Does anyone know how to start this question?
Let random vectors $x,u,v$ have joint Gaussian distribution, and $u,v$ be independent. Show that $E(x|u,v)=E(x|u)+E(x|v)-E(x)$.
Does anyone know how to start this question?
Let random vectors $x,u,v$ have joint Gaussian distribution, and $u,v$ be independent. Show that $E(x|u,v)=E(x|u)+E(x|v)-E(x)$.
Write $x=au+bv+w$ for some numbers $a$ and $b$, with $(u,v,w)$ gaussian and independent.
Thus $y=E(x|u,v)$ is $y=au+bv+E(w)$. Since $(u,v)$ is independent, \begin{align} & E(x|u) = E(y|u) = au+bE(v)+E(w), \\ & E(x|v) = E(y|v) = aE(u)+bv+E(w) \\ & E(x) = E(y) = aE(u)+bE(v)+E(w). \end{align} This yields \begin{align} E(x|u)+E(x|v) & = au+aE(u)+bv+bE(v)+2E(w) \\ & = y+aE(u)+bE(v)+E(w) \end{align} hence $ E(x|u)+E(x|v)=E(x|u,v)+E(x). $
How far $u$ is above the expected value $\mu_u$ of $u$ is $\dfrac{x-\mu_u}{\sigma_u}$ where $\sigma_u$ is the standard deviation of $u$.
How many $x$-standard deviations one should "expect" $x$ to be above the expected value of $x$, given the observed value of $u$, is that expression above multiplied by the correlation between $x$ and $u$; thus it is $\rho_{x,u}\left(\dfrac{x-\mu_u}{\sigma_u}\right)$. So $ E(x\mid u) = \mu_x + \sigma_x \rho_{x,u}\left(\dfrac{x-\mu_u}{\sigma_u}\right) $ where $\mu_x$ and $\sigma_x$ are the expected value and standard deviation of $x$ respectively. And of course a similar result applies to $v$.

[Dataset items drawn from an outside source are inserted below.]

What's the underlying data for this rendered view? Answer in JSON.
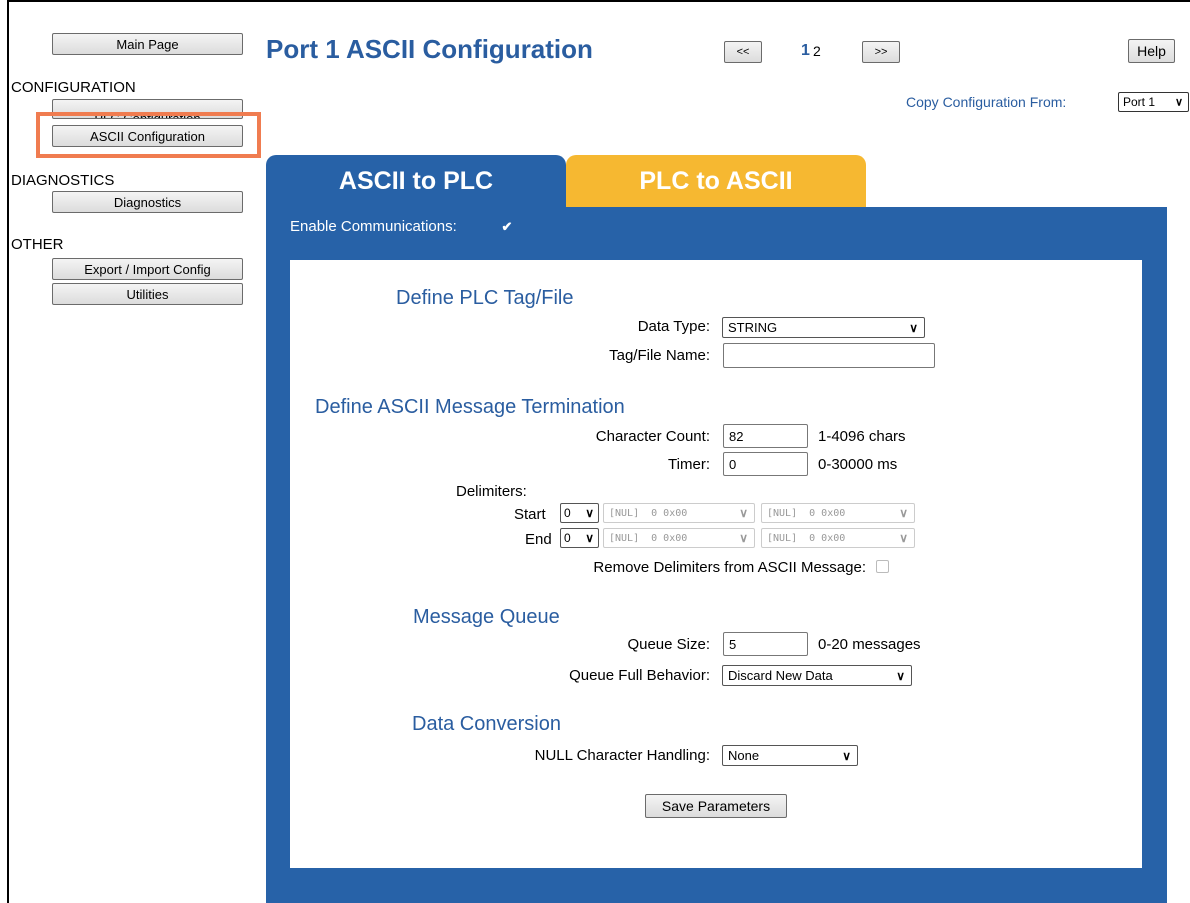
{
  "sidebar": {
    "main_page": "Main Page",
    "configuration_heading": "CONFIGURATION",
    "plc_configuration": "PLC Configuration",
    "ascii_configuration": "ASCII Configuration",
    "diagnostics_heading": "DIAGNOSTICS",
    "diagnostics": "Diagnostics",
    "other_heading": "OTHER",
    "export_import": "Export / Import Config",
    "utilities": "Utilities"
  },
  "header": {
    "title": "Port 1 ASCII Configuration",
    "prev": "<<",
    "page_current": "1",
    "page_other": "2",
    "next": ">>",
    "help": "Help",
    "copy_label": "Copy Configuration From:",
    "copy_value": "Port 1"
  },
  "tabs": {
    "active": "ASCII to PLC",
    "inactive": "PLC to ASCII"
  },
  "form": {
    "enable_label": "Enable Communications:",
    "enable_checked": true,
    "define_tag_title": "Define PLC Tag/File",
    "data_type_label": "Data Type:",
    "data_type_value": "STRING",
    "tag_name_label": "Tag/File Name:",
    "tag_name_value": "",
    "termination_title": "Define ASCII Message Termination",
    "char_count_label": "Character Count:",
    "char_count_value": "82",
    "char_count_hint": "1-4096 chars",
    "timer_label": "Timer:",
    "timer_value": "0",
    "timer_hint": "0-30000 ms",
    "delimiters_label": "Delimiters:",
    "start_label": "Start",
    "start_count": "0",
    "end_label": "End",
    "end_count": "0",
    "delim_option": "[NUL]  0 0x00",
    "remove_delims_label": "Remove Delimiters from ASCII Message:",
    "queue_title": "Message Queue",
    "queue_size_label": "Queue Size:",
    "queue_size_value": "5",
    "queue_size_hint": "0-20 messages",
    "queue_full_label": "Queue Full Behavior:",
    "queue_full_value": "Discard New Data",
    "conversion_title": "Data Conversion",
    "null_label": "NULL Character Handling:",
    "null_value": "None",
    "save": "Save Parameters"
  },
  "colors": {
    "accent_blue": "#2762a8",
    "tab_orange": "#f6b831",
    "highlight": "#f07c50"
  }
}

So $ \begin{align} & {} \quad E(X\mid u) + E(x\mid c) - E(x) \\ \\ & = \mu_x + \sigma_x \rho_{x,u}\left(\frac{x-\mu_u}{\sigma_u}\right) + \mu_x + \sigma_x \rho_{x,v}\left(\frac{x-\mu_v}{\sigma_v}\right) - \mu_x \\ \\ & = \mu_x + \sigma_x \rho_{x,u}\left(\frac{x-\mu_u}{\sigma_u}\right) + \sigma_x \rho_{x,v}\left(\frac{x-\mu_v}{\sigma_v}\right) \\ \\ \\ & = \mu_x + \frac{\rho_{x,u}\sigma_x\sigma_u}{\sigma_u^2}\left(x-\mu_u\right) + \frac{\rho_{x,v}\sigma_x\sigma_v}{\sigma_u^2}\left(x-\mu_v\right) \\ \\ \\ & = \mu_x + \frac{\operatorname{cov}(x,u)}{\sigma_u^2}\left(x-\mu_u\right) + \frac{\operatorname{cov}(x,v)}{\sigma_u^2}\left(x-\mu_v\right) \end{align} $
The whole matrix of covarinaces, which is the variance of the random vector $(x,u,v)^\top$ is $ \begin{bmatrix} \sigma_x^2, & \rho_{x,u}\sigma_x\sigma_u, & \rho_{x,v}\sigma_x\sigma_v \\ \rho_{x,u}\sigma_x\sigma_u, & \sigma_u^2, & 0 \\ \rho_{x,v}\sigma_x\sigma_v, & 0,& \sigma_v^2 \end{bmatrix}. $ Via the usual formulas for conditional expectations in a multivariate normal distribution, we have $ E\left(x \mid \begin{bmatrix} u \\ v \end{bmatrix}\right) = \mu_x + \begin{bmatrix} \operatorname{cov}(x,u), & \operatorname{cov}(x,v) \end{bmatrix} \begin{bmatrix} \sigma_u^2 & 0 \\ 0 & \sigma_v^2 \end{bmatrix}^{-1} \begin{bmatrix} u-\mu_u \\ v-\mu_v \end{bmatrix}. $
Since the matrix is diagonal, the inversion is simple: just invert the diagonal elements. Multiply the matrices, and you have the desired result.
If $u$ and $v$ had not been independent, this would have been more complicated.
Later edit: I see I treated these three things as scalar-valued. If they're vectors, and not necessarily all of the same number of scalar components, then where I wrote $\dfrac{\operatorname{cov}(x,u)}{\sigma_u^2}$, we would need $\operatorname{cov}(x,u)(\sigma_u^2)^{-1}$ where the two things being multiplied are matrices, in that order. Otherwise it's the same.